Collega's, de zesde staatshervorming heeft Vlaanderen inderdaad bevoegd gemaakt voor de huurwetgeving. Het ontwerp van decreet dat vandaag voorligt, geeft invulling aan die bevoegdheid en heeft duidelijk de ambitie om de huurwetgeving te actualiseren. Dat kunnen we bestempelen als twee kwaliteiten van het document, en dat is ook broodnodig.
De krappe huurmarkt die we kennen, creëert voor mensen op het terrein een aantal problemen inzake betaalbaarheid, kwaliteit van huisvesting en ook toegankelijkheid. Ongeacht het feit dat er ongetwijfeld goede dingen in dit ontwerp van decreet staan, hebben we ons bij de analyse van de tekst laten leiden door twee grote vragen. Eén: komt het ontwerp van decreet tegemoet aan de uitdagingen die ik net heb opgesomd, betaalbaarheid, kwaliteit en toegankelijkheid? Twee: biedt het ontwerp van decreet effectief het evenwicht tussen eigenaars en huurders, waarvan de meerderheidspartijen zeggen dat het erin staat?
Ik zal u niet lang in spanning houden. De uitkomst van onze analyse is dat het ontwerp decreet op elk van beide vragen faalt, en dat vinden wij bijzonder jammer. Ik geef u heel graag de belangrijkste pijnpunten. Ik zou er meer kunnen opnoemen, wat we in de commissie ook uitgebreid gedaan hebben, maar in deze plenaire vergadering beperk ik mij tot vier punten die voor ons cruciaal zijn en waar we niet akkoord mee kunnen gaan.
Eerst en vooral verhoogt dit ontwerp van decreet de huurwaarborg tot drie maanden. Ik denk dat het zonneklaar is dat dit de toegang tot de huurmarkt voor tal van mensen moeilijker maakt.

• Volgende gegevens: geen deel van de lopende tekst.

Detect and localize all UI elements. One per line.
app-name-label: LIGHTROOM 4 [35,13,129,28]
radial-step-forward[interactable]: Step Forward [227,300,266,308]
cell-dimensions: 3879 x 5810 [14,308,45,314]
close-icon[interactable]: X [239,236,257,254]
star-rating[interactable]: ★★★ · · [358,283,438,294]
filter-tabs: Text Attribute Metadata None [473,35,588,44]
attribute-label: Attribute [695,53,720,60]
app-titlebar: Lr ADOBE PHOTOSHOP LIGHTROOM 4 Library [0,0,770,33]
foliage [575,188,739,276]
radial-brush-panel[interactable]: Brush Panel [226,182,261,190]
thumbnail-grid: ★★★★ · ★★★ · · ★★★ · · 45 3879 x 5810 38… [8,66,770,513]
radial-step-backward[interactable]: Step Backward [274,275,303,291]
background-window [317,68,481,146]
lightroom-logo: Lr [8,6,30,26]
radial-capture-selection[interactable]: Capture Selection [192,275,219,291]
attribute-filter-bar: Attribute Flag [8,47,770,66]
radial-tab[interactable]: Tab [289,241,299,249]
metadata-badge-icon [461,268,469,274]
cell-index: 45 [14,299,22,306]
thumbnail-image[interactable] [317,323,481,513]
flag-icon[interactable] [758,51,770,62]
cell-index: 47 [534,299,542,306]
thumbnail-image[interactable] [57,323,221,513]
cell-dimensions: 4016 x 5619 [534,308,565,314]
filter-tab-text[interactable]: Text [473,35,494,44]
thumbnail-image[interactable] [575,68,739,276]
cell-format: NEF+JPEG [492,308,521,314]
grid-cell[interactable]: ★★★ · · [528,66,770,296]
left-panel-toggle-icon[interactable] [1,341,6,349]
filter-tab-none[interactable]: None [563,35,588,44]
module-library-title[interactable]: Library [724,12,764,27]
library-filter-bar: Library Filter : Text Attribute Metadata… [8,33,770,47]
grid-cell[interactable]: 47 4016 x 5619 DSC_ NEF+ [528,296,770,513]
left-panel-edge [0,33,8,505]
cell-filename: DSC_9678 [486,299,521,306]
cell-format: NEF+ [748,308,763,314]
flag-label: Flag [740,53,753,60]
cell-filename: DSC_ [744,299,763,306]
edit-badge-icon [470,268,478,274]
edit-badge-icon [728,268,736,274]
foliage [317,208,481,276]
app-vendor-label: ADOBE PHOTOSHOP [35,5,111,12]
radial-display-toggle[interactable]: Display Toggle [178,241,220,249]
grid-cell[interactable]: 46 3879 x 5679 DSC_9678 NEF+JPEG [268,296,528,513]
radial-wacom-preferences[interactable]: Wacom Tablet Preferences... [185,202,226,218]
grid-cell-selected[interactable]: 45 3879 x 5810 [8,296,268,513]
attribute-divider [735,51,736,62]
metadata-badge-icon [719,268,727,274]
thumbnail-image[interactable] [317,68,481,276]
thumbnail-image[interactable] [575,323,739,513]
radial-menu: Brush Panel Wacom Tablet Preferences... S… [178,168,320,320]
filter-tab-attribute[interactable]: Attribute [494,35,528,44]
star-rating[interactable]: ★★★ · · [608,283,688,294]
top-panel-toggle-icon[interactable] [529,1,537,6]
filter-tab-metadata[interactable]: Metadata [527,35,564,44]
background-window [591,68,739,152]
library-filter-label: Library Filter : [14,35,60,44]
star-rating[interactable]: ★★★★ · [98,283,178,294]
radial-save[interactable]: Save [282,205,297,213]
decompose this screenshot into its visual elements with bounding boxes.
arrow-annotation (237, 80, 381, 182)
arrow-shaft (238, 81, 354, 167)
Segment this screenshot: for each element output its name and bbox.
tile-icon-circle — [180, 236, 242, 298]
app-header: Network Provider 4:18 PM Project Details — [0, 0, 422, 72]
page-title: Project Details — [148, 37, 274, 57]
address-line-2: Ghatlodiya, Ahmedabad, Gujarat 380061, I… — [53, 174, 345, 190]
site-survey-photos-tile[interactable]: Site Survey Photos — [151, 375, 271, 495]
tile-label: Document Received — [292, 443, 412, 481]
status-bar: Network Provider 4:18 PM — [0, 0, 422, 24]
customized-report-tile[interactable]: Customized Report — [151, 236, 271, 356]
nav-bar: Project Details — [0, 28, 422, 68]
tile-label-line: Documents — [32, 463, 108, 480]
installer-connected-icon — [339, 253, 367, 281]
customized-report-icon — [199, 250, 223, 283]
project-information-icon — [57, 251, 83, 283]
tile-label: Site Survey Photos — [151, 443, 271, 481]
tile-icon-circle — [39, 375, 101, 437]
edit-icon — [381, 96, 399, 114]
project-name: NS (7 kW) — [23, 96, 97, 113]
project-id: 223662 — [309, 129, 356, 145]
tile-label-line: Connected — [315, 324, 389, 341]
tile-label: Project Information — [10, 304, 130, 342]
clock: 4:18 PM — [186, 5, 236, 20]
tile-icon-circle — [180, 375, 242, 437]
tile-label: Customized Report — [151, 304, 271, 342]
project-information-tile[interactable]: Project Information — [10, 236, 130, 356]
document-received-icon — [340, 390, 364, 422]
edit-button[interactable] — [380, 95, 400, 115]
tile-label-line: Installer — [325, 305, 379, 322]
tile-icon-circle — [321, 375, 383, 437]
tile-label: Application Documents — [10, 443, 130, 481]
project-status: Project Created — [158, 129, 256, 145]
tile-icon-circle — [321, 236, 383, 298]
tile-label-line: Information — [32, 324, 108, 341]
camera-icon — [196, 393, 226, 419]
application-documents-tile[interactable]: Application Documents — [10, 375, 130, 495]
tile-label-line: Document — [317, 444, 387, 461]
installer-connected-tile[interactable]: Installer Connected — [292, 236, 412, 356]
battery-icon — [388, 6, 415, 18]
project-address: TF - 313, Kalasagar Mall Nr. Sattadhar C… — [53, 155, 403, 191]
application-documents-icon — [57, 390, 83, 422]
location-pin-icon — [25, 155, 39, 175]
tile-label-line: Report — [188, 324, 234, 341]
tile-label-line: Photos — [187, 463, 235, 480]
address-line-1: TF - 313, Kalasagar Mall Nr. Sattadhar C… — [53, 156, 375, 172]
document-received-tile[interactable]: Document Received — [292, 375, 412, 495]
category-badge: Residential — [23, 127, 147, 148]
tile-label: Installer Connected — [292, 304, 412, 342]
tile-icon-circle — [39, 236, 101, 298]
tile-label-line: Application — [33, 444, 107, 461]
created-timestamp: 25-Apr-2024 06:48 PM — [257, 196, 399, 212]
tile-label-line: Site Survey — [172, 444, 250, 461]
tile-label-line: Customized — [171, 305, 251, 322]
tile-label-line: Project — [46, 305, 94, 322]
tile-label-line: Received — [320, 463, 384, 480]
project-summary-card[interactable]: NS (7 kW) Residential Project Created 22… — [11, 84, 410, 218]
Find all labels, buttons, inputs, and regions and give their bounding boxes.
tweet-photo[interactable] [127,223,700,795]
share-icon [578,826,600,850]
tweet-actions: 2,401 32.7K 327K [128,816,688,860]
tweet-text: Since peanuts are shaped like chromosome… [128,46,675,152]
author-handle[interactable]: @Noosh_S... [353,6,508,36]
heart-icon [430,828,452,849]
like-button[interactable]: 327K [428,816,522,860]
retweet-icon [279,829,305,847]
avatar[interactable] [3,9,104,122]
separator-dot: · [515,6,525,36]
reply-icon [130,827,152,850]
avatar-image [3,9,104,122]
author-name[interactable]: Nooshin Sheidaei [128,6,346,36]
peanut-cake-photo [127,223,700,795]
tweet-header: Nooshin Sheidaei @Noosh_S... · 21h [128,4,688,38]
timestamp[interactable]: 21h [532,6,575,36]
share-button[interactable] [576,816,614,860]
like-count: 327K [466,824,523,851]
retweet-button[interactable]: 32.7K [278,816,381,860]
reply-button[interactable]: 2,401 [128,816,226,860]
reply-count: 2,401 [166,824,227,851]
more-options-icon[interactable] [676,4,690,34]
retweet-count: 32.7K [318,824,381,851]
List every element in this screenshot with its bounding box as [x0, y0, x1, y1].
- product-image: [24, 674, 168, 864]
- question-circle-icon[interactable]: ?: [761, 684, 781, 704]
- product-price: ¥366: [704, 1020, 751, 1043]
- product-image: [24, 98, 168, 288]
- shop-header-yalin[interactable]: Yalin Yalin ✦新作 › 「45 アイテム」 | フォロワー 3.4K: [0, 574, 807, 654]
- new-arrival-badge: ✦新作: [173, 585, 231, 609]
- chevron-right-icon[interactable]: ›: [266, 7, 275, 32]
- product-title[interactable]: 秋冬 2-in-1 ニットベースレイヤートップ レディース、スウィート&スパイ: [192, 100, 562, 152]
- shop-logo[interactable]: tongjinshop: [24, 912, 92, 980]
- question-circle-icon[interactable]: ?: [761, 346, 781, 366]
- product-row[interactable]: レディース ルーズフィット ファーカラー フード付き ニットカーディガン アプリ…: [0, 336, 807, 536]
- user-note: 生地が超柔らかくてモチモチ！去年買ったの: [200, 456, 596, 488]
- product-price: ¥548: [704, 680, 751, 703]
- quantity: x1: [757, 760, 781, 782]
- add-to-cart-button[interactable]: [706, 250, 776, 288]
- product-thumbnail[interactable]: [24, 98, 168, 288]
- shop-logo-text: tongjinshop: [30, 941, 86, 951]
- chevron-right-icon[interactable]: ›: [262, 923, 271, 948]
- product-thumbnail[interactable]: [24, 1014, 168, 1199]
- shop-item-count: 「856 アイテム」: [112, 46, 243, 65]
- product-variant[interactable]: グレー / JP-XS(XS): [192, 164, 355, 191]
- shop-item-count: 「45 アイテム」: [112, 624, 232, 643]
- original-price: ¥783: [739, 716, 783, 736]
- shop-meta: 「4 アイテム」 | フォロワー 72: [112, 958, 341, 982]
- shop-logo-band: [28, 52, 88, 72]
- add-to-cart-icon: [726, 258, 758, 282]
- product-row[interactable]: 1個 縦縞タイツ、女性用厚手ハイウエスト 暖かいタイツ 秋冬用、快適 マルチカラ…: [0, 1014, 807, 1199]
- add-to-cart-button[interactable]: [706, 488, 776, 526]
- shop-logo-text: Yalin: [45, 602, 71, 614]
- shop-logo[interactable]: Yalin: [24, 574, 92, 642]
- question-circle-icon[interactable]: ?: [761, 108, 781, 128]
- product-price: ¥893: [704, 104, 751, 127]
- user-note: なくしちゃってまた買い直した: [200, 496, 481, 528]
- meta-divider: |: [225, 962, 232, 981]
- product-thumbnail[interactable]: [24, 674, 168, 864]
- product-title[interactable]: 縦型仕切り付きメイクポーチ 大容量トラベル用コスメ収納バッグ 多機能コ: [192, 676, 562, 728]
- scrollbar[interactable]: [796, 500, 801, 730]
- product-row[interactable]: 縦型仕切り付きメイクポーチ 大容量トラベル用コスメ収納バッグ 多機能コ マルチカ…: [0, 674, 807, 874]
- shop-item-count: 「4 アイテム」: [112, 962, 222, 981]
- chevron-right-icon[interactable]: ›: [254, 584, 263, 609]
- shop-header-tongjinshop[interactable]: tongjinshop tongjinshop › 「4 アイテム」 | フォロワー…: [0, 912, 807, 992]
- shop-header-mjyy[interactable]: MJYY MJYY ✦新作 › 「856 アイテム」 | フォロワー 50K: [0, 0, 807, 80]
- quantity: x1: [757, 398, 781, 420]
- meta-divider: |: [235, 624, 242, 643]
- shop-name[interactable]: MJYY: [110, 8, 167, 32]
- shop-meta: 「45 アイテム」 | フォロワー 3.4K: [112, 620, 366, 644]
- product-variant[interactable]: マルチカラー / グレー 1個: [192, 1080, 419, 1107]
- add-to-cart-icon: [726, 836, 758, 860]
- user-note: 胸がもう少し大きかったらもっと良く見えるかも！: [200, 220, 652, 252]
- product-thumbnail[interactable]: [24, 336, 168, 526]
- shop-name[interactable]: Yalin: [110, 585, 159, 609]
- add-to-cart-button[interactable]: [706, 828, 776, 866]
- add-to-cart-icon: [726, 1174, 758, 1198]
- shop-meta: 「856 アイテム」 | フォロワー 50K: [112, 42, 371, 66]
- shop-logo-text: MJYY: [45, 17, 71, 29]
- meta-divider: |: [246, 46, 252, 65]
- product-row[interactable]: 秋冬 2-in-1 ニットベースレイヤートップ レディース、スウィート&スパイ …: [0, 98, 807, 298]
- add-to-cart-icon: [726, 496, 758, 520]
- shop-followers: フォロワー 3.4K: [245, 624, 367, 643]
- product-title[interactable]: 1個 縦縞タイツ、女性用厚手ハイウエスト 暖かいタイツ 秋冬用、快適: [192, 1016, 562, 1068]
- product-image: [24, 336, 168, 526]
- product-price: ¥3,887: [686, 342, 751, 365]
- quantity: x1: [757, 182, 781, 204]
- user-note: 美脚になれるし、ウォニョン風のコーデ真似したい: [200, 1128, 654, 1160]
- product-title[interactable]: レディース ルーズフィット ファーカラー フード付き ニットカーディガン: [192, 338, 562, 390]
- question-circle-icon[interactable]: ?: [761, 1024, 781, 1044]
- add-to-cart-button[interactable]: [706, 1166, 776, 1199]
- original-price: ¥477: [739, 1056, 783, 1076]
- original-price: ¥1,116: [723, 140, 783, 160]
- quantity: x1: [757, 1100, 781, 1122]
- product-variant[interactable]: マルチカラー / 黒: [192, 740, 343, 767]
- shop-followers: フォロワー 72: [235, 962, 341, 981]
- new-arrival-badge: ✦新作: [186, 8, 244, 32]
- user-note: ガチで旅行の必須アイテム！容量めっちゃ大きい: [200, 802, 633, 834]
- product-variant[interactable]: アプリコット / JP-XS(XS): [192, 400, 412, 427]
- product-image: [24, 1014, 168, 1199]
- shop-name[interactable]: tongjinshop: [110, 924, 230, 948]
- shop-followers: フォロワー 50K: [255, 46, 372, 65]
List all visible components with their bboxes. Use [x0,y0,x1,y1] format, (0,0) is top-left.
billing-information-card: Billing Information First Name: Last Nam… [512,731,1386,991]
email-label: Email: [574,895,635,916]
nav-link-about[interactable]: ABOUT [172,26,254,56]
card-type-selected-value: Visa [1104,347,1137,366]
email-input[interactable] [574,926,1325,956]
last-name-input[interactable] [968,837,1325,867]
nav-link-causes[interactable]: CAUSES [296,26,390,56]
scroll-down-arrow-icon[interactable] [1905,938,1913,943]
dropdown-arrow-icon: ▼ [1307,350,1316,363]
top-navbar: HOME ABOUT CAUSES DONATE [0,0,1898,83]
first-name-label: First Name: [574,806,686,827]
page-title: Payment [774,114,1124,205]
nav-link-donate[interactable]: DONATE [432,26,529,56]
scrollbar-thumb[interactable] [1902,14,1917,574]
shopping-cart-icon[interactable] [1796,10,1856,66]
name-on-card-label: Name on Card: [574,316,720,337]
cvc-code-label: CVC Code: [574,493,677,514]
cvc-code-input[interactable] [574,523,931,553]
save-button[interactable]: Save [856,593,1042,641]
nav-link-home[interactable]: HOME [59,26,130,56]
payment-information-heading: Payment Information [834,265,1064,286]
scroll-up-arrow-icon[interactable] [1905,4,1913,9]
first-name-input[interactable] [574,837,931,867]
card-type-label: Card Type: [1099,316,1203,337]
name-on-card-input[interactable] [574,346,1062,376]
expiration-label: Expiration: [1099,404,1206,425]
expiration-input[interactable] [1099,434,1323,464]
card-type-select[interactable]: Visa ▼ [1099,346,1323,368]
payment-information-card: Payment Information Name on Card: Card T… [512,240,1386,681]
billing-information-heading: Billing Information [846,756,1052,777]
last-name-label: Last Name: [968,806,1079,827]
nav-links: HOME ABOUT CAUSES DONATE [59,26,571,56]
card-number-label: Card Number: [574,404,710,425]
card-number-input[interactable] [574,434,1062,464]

Het antwoord dat de regering en de meerderheid daarop gegeven hebben, is meteen een tweede pijnpunt, met name de anonieme huurwaarborglening, die niet anoniem is. Het loutere feit dat die huurwaarborglening niet direct kan worden toegekend, dat er een wachttijd tot twaalf dagen op zit, betekent dat mensen in de praktijk uitstel van betaling zullen moeten vragen, een lening zullen moeten aanvragen en daarmee meteen ook mogelijk een stigma over zich krijgen. Dat stimuleert die mensen absoluut niet om toe te treden tot de huurmarkt. Dat is trouwens geen analyse van ons alleen. Ik verwijs naar de hoorzittingen waarop het Kenniscentrum diezelfde analyse en diezelfde probleemstelling naar voren gebracht heeft. Nochtans zijn er alternatieven mogelijk, collega’s. ik wil nogmaals het centraal huurwaarborgfonds bepleiten. De sp.a heeft daarrond al verschillende voorstellen ingediend.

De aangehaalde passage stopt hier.